There are strong indications that leading global financial management and investment company Goldman Sachs Groups is about to launch a new digital retail banking service in the UK.
And it could potentially offer higher rates of interest than current online savings accounts.
Goldman has previously earned a reputation for being the choice for “the top 1%” but has increasingly been aiming its new offerings at the “man or woman on the street”.
It looks highly likely that Goldman Sach’s foray into the UK loans and savings market will be online only – with no physical branches – and will be branded as ‘Marcus by Goldman Sachs’ (named after bank founder Marcus Goldman).
Goldman Sachs launched the Marcus savings and loan banking brand as an online consumer platform last year in the US. It lent over $1bn within eight months of starting up.
This was seen as a clear signal that Goldman Sachs is turning its attention away from traditional investment banking and wealth management services to a more consumer-focused service.
Marcus loans and savings in the UK
If the UK arm follows the same operating model, it will position itself as offering the British public straightforward, high-return savings options.

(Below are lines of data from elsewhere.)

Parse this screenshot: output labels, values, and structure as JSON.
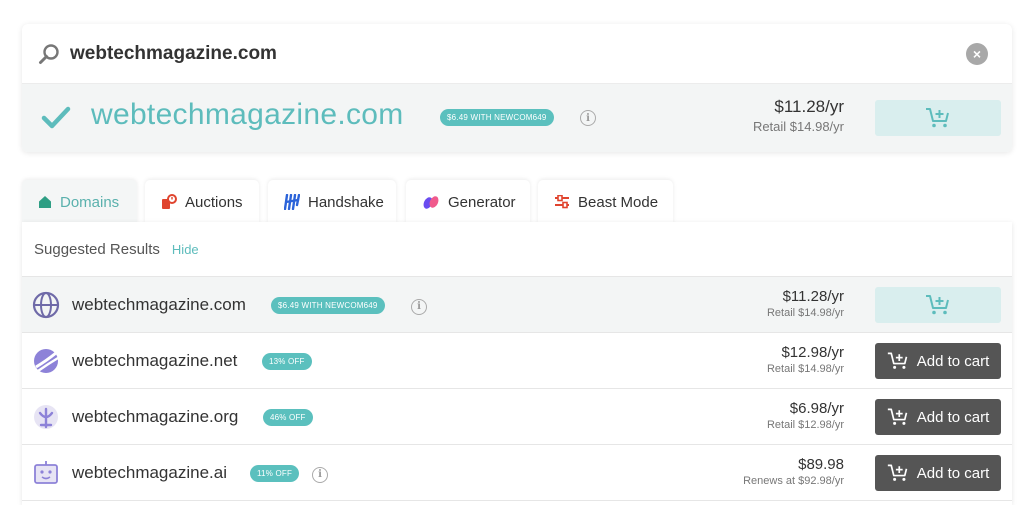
{
  "search": {
    "value": "webtechmagazine.com",
    "clear_label": "×"
  },
  "hero": {
    "domain": "webtechmagazine.com",
    "badge": "$6.49 WITH NEWCOM649",
    "price": "$11.28/yr",
    "retail": "Retail $14.98/yr",
    "status_icon": "check-icon"
  },
  "tabs": [
    {
      "label": "Domains",
      "icon": "home-icon",
      "active": true
    },
    {
      "label": "Auctions",
      "icon": "auction-icon",
      "active": false
    },
    {
      "label": "Handshake",
      "icon": "handshake-icon",
      "active": false
    },
    {
      "label": "Generator",
      "icon": "generator-icon",
      "active": false
    },
    {
      "label": "Beast Mode",
      "icon": "sliders-icon",
      "active": false
    }
  ],
  "suggested": {
    "title": "Suggested Results",
    "hide_label": "Hide"
  },
  "results": [
    {
      "domain": "webtechmagazine.com",
      "badge": "$6.49 WITH NEWCOM649",
      "info": true,
      "price": "$11.28/yr",
      "retail": "Retail $14.98/yr",
      "cart": "",
      "tld_icon": "globe-icon"
    },
    {
      "domain": "webtechmagazine.net",
      "badge": "13% OFF",
      "info": false,
      "price": "$12.98/yr",
      "retail": "Retail $14.98/yr",
      "cart": "Add to cart",
      "tld_icon": "net-icon"
    },
    {
      "domain": "webtechmagazine.org",
      "badge": "46% OFF",
      "info": false,
      "price": "$6.98/yr",
      "retail": "Retail $12.98/yr",
      "cart": "Add to cart",
      "tld_icon": "org-icon"
    },
    {
      "domain": "webtechmagazine.ai",
      "badge": "11% OFF",
      "info": true,
      "price": "$89.98",
      "retail": "Renews at $92.98/yr",
      "cart": "Add to cart",
      "tld_icon": "robot-icon"
    }
  ],
  "colors": {
    "accent": "#5dbcbc",
    "badge": "#5bc0be",
    "cart_dark": "#555555",
    "cart_light": "#d9eeee"
  }
}
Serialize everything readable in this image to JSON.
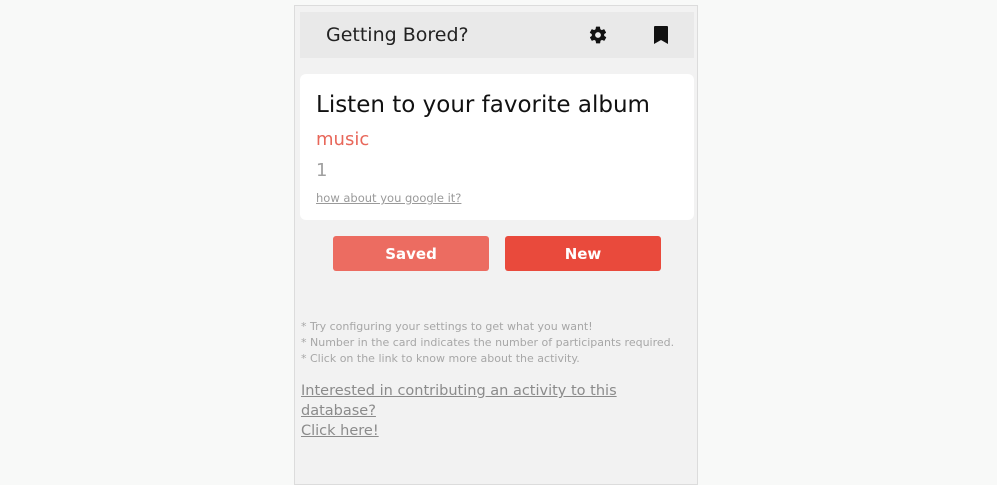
{
  "header": {
    "title": "Getting Bored?",
    "icons": [
      "gear-icon",
      "bookmark-icon"
    ]
  },
  "card": {
    "activity": "Listen to your favorite album",
    "type": "music",
    "participants": "1",
    "link_text": "how about you google it?"
  },
  "buttons": {
    "saved_label": "Saved",
    "new_label": "New"
  },
  "notes": [
    "* Try configuring your settings to get what you want!",
    "* Number in the card indicates the number of participants required.",
    "* Click on the link to know more about the activity."
  ],
  "contribute": {
    "line1": "Interested in contributing an activity to this database?",
    "line2": "Click here!"
  },
  "colors": {
    "accent_red": "#e94a3c",
    "saved_button": "#ec6c61",
    "type_text": "#e8675a",
    "background": "#f2f2f2"
  }
}
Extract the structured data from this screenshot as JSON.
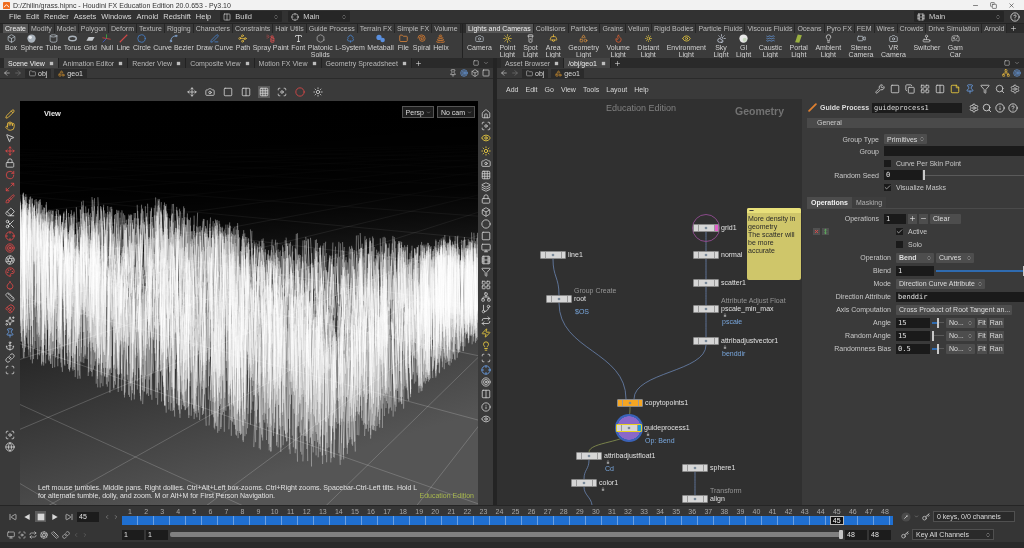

Potentially with a greater return on investment than the current crop of easy-access savings accounts.
Though this move into the UK retail banking market has not been officially confirmed by the company yet, it is believed that they have hired a former director of the TSB to head up this new venture.
By mid-2018 it is rumoured that it will go live offering savings accounts and personal loans to UK customers.
Also, the Press Association has revealed that Goldman Sachs has begun discussions with UK regulators.
There is even evidence to suggest the investment bank is drafting out its staffing requirements for its new UK retail arm, including creating a London call centre.
Good timing for new UK savings and loans products
The Goldman Sachs Group has faced tough times recently – like many global investment, banking and securities firms after the global financial crisis.
Though it already offers a diverse range of financial management and investment services to companies, other financial organisations, governments and the public, further diversification is seen as key to gaining ground.
The group recently announced its second-quarter results, which showed profits held back by a fall of 17% in trading revenue.
Additional rules evolving to hold back risk taking are also believed to have led to a new focus on more consumer-led products.
The timing certainly seems to suggest a great window of opportunity for a banker of Goldman’s strength to offer UK investors a new option for savings and loans.
Rates are currently at an all time low, and the disillusioned British public are keen to find new ways to improve return on savings. Especially as pundits believe that it is unlikely the Bank of England will raise rates until 2018.
Goldman Sachs has its headquarters in New York but now has a network of offices in major financial centres throughout the world.
Its programme of diversification has recently included creating more public-focused banking services based in Milan, Madrid and Frankfurt. Further evidence that a new move into London is next.